Но у самого дома Шлойме-Довида им овладело дурное предчувствие: «Дела твои плохи…»
На сердце стало так же пасмурно и тоскливо, как на улице. Свинцовое небо по-прежнему исходило дождем, потомком библейского потопа.
Перед глазами Пенека предстал Шлойме-Довид, первобытный человек, потомок Ноя.
Пол в доме Шлойме-Довида земляной, из желтой глины. Двери в обе комнатушки закрыты. В одной из них со дня своей женитьбы живет мирной семейной жизнью Шмелек, лучший подмастерье портного Исроела. Сейчас в этой комнате никого не было. Пол в большой комнате чисто подметен, вымазан свежей желтой глиной, но в воздухе пахнет нечистыми пеленками, хотя детей в доме нет. В правом углу, возле холодной печки, вдали от окна — некрашеный стол. Между столом и печью — узкая, несоразмерно высокая скамья. На ней, склонившись над раскрытым талмудом, сидит Шлойме-Довид. Толстый палец правой руки он держит во рту. По всей позе Шлойме-Довида видно, он ждет Пенека уже, пожалуй, часа три и взбешен этим.
Правый глаз — тот, что проклинает всех на свете, — уставился на Пенека, сверкая гневом. В левом уголке рта Шлойме-Довида открылась маленькая щелочка. Оттуда посыпалось:
— Разденься! Поди сюда! Садись!
Язык во рту щелкал с костяным звуком:
— Поближе ко мне!
Мокрый палец был снова зажат между зубами.
— Покажи, что ты знаешь, чему учился?
При знакомстве с новыми людьми, даже с самыми сумасбродными, Пенек готов идти на уступки, но до известного предела.
На вопрос Шлойме-Довида он ответил довольно чистосердечно.
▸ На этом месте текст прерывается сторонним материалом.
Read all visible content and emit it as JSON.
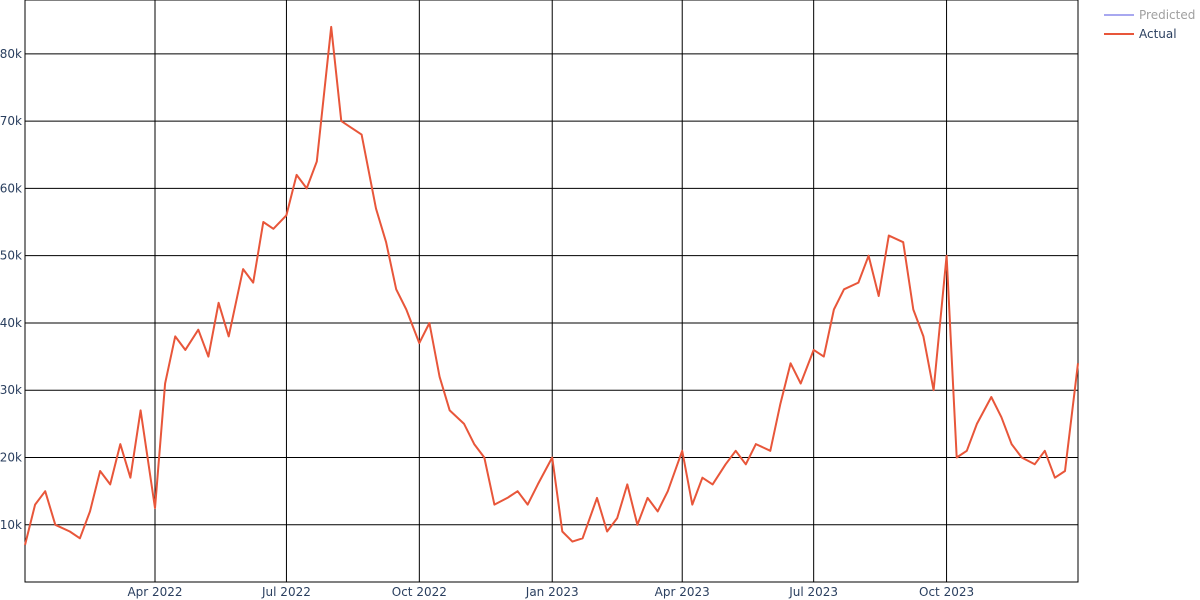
{
  "chart_data": {
    "type": "line",
    "title": "",
    "xlabel": "",
    "ylabel": "",
    "x_range": [
      "2022-01-01",
      "2023-12-31"
    ],
    "ylim": [
      1500,
      88000
    ],
    "grid": true,
    "legend_position": "top-right",
    "x_ticks": [
      {
        "date": "2022-04-01",
        "label": "Apr 2022"
      },
      {
        "date": "2022-07-01",
        "label": "Jul 2022"
      },
      {
        "date": "2022-10-01",
        "label": "Oct 2022"
      },
      {
        "date": "2023-01-01",
        "label": "Jan 2023"
      },
      {
        "date": "2023-04-01",
        "label": "Apr 2023"
      },
      {
        "date": "2023-07-01",
        "label": "Jul 2023"
      },
      {
        "date": "2023-10-01",
        "label": "Oct 2023"
      }
    ],
    "y_ticks": [
      {
        "value": 10000,
        "label": "10k"
      },
      {
        "value": 20000,
        "label": "20k"
      },
      {
        "value": 30000,
        "label": "30k"
      },
      {
        "value": 40000,
        "label": "40k"
      },
      {
        "value": 50000,
        "label": "50k"
      },
      {
        "value": 60000,
        "label": "60k"
      },
      {
        "value": 70000,
        "label": "70k"
      },
      {
        "value": 80000,
        "label": "80k"
      }
    ],
    "series": [
      {
        "name": "Predicted",
        "color": "#a8a8f0",
        "x": [],
        "y": []
      },
      {
        "name": "Actual",
        "color": "#e8563a",
        "x": [
          "2022-01-01",
          "2022-01-08",
          "2022-01-15",
          "2022-01-22",
          "2022-02-01",
          "2022-02-08",
          "2022-02-15",
          "2022-02-22",
          "2022-03-01",
          "2022-03-08",
          "2022-03-15",
          "2022-03-22",
          "2022-04-01",
          "2022-04-08",
          "2022-04-15",
          "2022-04-22",
          "2022-05-01",
          "2022-05-08",
          "2022-05-15",
          "2022-05-22",
          "2022-06-01",
          "2022-06-08",
          "2022-06-15",
          "2022-06-22",
          "2022-07-01",
          "2022-07-08",
          "2022-07-15",
          "2022-07-22",
          "2022-08-01",
          "2022-08-08",
          "2022-08-15",
          "2022-08-22",
          "2022-09-01",
          "2022-09-08",
          "2022-09-15",
          "2022-09-22",
          "2022-10-01",
          "2022-10-08",
          "2022-10-15",
          "2022-10-22",
          "2022-11-01",
          "2022-11-08",
          "2022-11-15",
          "2022-11-22",
          "2022-12-01",
          "2022-12-08",
          "2022-12-15",
          "2022-12-22",
          "2023-01-01",
          "2023-01-08",
          "2023-01-15",
          "2023-01-22",
          "2023-02-01",
          "2023-02-08",
          "2023-02-15",
          "2023-02-22",
          "2023-03-01",
          "2023-03-08",
          "2023-03-15",
          "2023-03-22",
          "2023-04-01",
          "2023-04-08",
          "2023-04-15",
          "2023-04-22",
          "2023-05-01",
          "2023-05-08",
          "2023-05-15",
          "2023-05-22",
          "2023-06-01",
          "2023-06-08",
          "2023-06-15",
          "2023-06-22",
          "2023-07-01",
          "2023-07-08",
          "2023-07-15",
          "2023-07-22",
          "2023-08-01",
          "2023-08-08",
          "2023-08-15",
          "2023-08-22",
          "2023-09-01",
          "2023-09-08",
          "2023-09-15",
          "2023-09-22",
          "2023-10-01",
          "2023-10-08",
          "2023-10-15",
          "2023-10-22",
          "2023-11-01",
          "2023-11-08",
          "2023-11-15",
          "2023-11-22",
          "2023-12-01",
          "2023-12-08",
          "2023-12-15",
          "2023-12-22",
          "2023-12-31"
        ],
        "y": [
          7000,
          13000,
          15000,
          10000,
          9000,
          8000,
          12000,
          18000,
          16000,
          22000,
          17000,
          27000,
          12500,
          31000,
          38000,
          36000,
          39000,
          35000,
          43000,
          38000,
          48000,
          46000,
          55000,
          54000,
          56000,
          62000,
          60000,
          64000,
          84000,
          70000,
          69000,
          68000,
          57000,
          52000,
          45000,
          42000,
          37000,
          40000,
          32000,
          27000,
          25000,
          22000,
          20000,
          13000,
          14000,
          15000,
          13000,
          16000,
          20000,
          9000,
          7500,
          8000,
          14000,
          9000,
          11000,
          16000,
          10000,
          14000,
          12000,
          15000,
          21000,
          13000,
          17000,
          16000,
          19000,
          21000,
          19000,
          22000,
          21000,
          28000,
          34000,
          31000,
          36000,
          35000,
          42000,
          45000,
          46000,
          50000,
          44000,
          53000,
          52000,
          42000,
          38000,
          30000,
          50000,
          20000,
          21000,
          25000,
          29000,
          26000,
          22000,
          20000,
          19000,
          21000,
          17000,
          18000,
          34000
        ]
      }
    ]
  }
}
По-честному так по-честному. Пенек ничего не приукрасил, выложил всю правду, даже сам неодобрительно покачал головой:
— Ерунда, ничего не знаю. Почти ничему не учился. Когда же мне и учиться было? Больше по улицам бегал.
Откровенность и правдивость, по мнению Пенека, уже сами по себе кое-что значили. Но для Шлойме-Довида все это, видно, гроша ломаного не стоило. Вынув палец изо рта, он ткнул им в талмуд.
— Проходил? Нет? Чему же ты учился? А это? Отвечай!
Оказалось, что Пенек знает гораздо больше, чем можно было ожидать. Пенек и сам удивился: все, что хоть сколько-нибудь проходили в хедере, он твердо помнит. Кроме того, он знает наизусть много глав библии, может рассказать все библейские сказания. Это еще не все. Пенек вспоминает:
— Рассказы в книгах пророков я прочел несколько раз дома. Но это, конечно, пустяки. Я их читал без учителя и без напева…
Пенек застенчив. Все же он старается смягчить этого озлобленного человечка.
— Спросите меня о любом месте в библии, и я вам скажу, в какой главе и на какой странице оно находится.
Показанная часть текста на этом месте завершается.